Monday, June 13, 2016

Loops considered harmful

In many interpreted languages, the use of loops is discouraged, and “vectorized” implementations are preferred. This is the case for Matlab, R, Python and also GAMS. There are two main reasons:

  • loopless code has less clutter, and may be easier to write and read.
  • vectorized code performs often much better.

Here is an example:

Sets
    i   
/1*5/
   
alias(i,j);

Parameters

    c(i)
   
/1    42
    
2    44
    
3    45
    
4    47
    
5    47.5/
    Q(i,j);

loop(i, loop(j, Q(i,j) = 100 $ (ord(i) eq ord(j))));

Variables
    x(i)
    f;

loop
(i,
    x.lo(i) = 0;
    x.up(i) = 1);


The first construct sets the diagonal of Q to 100. This really should be written as:

Q(i,i) = 100;

One could read this as an “implicit loop”. Similarly in the second construct we can drop the explicit loop and just write:

x.lo(i) = 0;
x.up(i) = 1
;

Timings

The loop used to populate the diagonal of the matrix Q is really the worst possible way to express this. Here are some suggestions for improvement:

  • Replace loop(i, loop(j, by loop((i,j),  This does not make a difference in performance but it looks better.
  • Put the $ condition on the left side of the assignment: loop((i,j), Q(i,j)$(ord(i)=ord(j)) = 100); This will improve the performance a lot. The result of putting the $ on the left is that we assign diagonal elements only, instead of assigning all elements.  
  • Put the $ condition on the loop sets: loop((i,j)$(ord(i)=ord(j)), Q(i,j) = 100); This is even faster than the previous version.
  • Finally use an implicit loop: Q(i,i) = 100;. This is the most readable and also the fastest.
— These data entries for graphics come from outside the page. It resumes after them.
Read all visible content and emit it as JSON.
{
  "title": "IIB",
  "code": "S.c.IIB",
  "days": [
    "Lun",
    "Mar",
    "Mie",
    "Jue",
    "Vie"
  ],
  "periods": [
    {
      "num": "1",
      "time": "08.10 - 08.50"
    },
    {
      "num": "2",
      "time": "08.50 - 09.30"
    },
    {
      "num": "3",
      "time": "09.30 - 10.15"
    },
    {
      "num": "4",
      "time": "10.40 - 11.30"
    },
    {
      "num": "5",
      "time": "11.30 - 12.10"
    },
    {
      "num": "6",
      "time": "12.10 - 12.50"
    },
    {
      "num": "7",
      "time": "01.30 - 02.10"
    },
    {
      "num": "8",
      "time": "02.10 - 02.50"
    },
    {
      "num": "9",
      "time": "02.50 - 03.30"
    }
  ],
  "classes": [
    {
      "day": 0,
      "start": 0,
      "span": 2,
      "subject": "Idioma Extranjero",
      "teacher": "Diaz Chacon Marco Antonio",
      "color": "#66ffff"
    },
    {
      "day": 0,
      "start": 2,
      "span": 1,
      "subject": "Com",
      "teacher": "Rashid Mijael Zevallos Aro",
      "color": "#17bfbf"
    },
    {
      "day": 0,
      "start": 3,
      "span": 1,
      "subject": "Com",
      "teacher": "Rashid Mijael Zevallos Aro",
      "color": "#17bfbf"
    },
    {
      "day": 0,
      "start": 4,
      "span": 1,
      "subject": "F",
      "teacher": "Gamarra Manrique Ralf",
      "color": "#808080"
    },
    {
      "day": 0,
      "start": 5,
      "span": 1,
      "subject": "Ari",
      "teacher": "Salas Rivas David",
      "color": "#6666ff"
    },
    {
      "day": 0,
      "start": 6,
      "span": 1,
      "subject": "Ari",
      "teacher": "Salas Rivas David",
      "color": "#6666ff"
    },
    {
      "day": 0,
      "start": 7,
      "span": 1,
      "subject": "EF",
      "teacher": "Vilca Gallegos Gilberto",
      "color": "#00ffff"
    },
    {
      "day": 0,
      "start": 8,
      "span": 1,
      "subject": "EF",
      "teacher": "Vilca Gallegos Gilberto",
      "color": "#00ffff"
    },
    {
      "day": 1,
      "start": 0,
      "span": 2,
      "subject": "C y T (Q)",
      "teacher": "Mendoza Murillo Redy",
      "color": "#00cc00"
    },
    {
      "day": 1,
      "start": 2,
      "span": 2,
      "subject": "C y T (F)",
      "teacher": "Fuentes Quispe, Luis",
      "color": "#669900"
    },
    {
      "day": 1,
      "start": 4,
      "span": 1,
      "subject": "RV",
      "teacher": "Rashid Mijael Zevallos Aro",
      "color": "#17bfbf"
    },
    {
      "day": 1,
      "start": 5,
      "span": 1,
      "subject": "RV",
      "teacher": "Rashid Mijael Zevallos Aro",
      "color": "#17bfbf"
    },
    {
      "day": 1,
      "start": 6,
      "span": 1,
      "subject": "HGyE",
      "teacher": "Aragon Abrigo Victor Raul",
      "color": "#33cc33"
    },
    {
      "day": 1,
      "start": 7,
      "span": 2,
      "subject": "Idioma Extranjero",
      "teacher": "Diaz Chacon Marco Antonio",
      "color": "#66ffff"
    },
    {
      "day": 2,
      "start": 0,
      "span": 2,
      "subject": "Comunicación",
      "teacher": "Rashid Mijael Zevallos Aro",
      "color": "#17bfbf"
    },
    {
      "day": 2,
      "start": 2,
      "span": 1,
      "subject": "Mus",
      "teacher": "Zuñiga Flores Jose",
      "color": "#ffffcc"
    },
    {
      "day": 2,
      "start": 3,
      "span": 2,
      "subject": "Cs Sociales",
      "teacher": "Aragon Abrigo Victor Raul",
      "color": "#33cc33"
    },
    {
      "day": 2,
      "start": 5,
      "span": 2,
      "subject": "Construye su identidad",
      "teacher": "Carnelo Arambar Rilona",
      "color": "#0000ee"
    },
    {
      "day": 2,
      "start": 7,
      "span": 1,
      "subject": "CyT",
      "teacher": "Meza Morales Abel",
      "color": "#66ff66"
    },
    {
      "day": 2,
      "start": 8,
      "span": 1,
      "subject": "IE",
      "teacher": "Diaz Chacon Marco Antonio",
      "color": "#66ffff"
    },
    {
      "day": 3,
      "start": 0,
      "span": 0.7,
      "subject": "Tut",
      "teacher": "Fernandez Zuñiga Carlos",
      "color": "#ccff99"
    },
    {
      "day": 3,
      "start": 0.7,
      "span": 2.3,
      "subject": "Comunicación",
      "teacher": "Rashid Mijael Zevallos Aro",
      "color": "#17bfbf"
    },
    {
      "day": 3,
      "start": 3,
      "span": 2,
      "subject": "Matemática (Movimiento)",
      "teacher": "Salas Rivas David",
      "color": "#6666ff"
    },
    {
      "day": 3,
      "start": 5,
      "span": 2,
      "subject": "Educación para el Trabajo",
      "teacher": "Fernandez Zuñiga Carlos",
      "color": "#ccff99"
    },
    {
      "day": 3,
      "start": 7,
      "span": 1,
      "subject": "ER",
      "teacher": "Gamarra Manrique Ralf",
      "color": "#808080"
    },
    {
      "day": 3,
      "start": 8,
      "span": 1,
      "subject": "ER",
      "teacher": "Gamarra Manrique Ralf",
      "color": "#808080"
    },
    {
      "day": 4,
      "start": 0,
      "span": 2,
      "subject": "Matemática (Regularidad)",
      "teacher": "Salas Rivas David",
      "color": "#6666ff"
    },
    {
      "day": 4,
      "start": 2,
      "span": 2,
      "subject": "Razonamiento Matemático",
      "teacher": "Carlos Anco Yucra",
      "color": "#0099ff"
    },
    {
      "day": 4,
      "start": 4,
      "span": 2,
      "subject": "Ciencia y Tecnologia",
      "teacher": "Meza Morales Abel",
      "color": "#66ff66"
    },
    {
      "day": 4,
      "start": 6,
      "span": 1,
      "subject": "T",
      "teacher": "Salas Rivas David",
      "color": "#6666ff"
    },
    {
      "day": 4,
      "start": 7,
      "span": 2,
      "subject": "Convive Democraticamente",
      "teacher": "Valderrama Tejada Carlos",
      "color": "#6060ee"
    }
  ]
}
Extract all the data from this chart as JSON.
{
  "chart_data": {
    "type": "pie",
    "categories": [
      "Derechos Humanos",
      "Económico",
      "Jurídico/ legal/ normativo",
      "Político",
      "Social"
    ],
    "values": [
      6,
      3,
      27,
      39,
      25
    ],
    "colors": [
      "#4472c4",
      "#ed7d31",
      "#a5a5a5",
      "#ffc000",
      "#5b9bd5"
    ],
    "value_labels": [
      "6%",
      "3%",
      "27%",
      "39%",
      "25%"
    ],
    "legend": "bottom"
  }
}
The speed difference in the assignment of Q for a set i of size 2000 is remarkable:

Formulation n=2000, time in seconds Code
1. Original formulation 30 loop((i,j), Q(i,j) = 100$(ord(i)=ord(j)));
2. Loop with dollar condition on the LHS 1.2 loop((i,j), Q(i,j)$(ord(i)=ord(j)) = 100);
3. Loop with dollar condition on the loop set 0.6 loop((i,j)$(ord(i)=ord(j)), Q(i,j) = 100);
4. Vectorized 0 Q(i,i) = 100;
Note: $ Conditions

To be complete, let’s detail how the GAMS $ condition works when placed left or right of the assignment. The construct

   a(i)$s(i) = 1

means if s(i)=true then assign a(i)=1.

Opposed to this,

    a(i) = 1$s(i)

means if s(i)=true then assign a(i)=1 else assign a(i)=0.

I seldom use the second form while I use the $ on the left all the time. This example shows this is with good reason.